Baltimore County's 23 high school libraries on average are in worse condition than those in middle schools. Only two high schools -- Pikesville and Woodlawn -- meet state standards for collection size; most have 12,420 items or less. The state recommends at least 14,401 items for a well-stocked library.

Only two high schools -- Carver Center for Arts and Technology and Western School of Technology -- have collections that librarians consider current. About 60 percent of the research materials -- science, social studies, mathematics and history texts -- at the county's other high school libraries were found to be outdated and even irrelevant.

Even schools such as Pikesville, which with 20,498 items has the largest library in the system, has trouble keeping up with new discoveries in areas such as science and mathematics, said Charlene Wicks, who heads the school's Library Department.

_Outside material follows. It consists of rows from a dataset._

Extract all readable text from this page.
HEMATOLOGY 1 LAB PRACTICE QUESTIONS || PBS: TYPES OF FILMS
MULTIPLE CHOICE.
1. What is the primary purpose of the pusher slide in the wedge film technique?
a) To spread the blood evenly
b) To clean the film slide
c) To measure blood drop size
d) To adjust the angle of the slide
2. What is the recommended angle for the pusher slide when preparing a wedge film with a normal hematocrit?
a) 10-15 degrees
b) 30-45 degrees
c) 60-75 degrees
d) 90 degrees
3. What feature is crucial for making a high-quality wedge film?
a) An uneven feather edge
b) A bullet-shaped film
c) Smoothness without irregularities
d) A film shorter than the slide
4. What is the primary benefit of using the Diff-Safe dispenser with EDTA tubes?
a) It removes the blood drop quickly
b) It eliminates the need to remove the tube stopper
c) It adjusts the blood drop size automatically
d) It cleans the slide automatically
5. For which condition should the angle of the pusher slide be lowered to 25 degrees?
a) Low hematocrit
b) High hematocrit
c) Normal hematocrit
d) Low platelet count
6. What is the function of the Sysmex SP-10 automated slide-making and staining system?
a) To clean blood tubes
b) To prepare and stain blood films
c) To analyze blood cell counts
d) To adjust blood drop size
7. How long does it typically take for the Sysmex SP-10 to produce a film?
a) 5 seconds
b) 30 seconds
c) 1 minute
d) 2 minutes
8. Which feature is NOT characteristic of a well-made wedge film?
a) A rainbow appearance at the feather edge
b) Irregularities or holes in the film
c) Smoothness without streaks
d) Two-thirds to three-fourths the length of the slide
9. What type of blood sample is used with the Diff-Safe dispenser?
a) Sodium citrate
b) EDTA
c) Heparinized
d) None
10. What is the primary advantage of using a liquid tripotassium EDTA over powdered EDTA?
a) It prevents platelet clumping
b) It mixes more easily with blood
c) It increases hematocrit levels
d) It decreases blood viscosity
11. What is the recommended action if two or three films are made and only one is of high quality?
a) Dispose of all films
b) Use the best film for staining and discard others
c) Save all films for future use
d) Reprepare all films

"Those are our weakest areas because the material gets dated so quickly," she said. "Plus, we can't purchase an entire new collection in one area because it would be too expensive."

At Old Court Middle School in Randallstown, John Novicki, the school's technology specialist and librarian, can't keep enough fiction on his shelves for all 1,105 pupils. They clamor for fresh titles daily, he said.

He said that when a recent shipment of new fiction arrived at the school, students crowded about the box, eager to peek at new titles and color photos and illustrations.

While helping students find books for history or science reports, Novicki has stumbled upon some finds: a science book about life on Mars with pictures of creepy creatures; a history book about President Lyndon Johnson's war on poverty.

"That's history, but it's doesn't give an accurate picture of what is happening today," said Novicki. He estimates that about 2,500 of the library's 5,865 books are current.

Faced with such challenges, librarians are eager to take advantage of the extra funding.

"Education in general has had its peaks and valleys as far as funding goes, and now that the economy is good, people are looking at our schools again and at our library collections," said Wicks. "We intend to take advantage of this swing."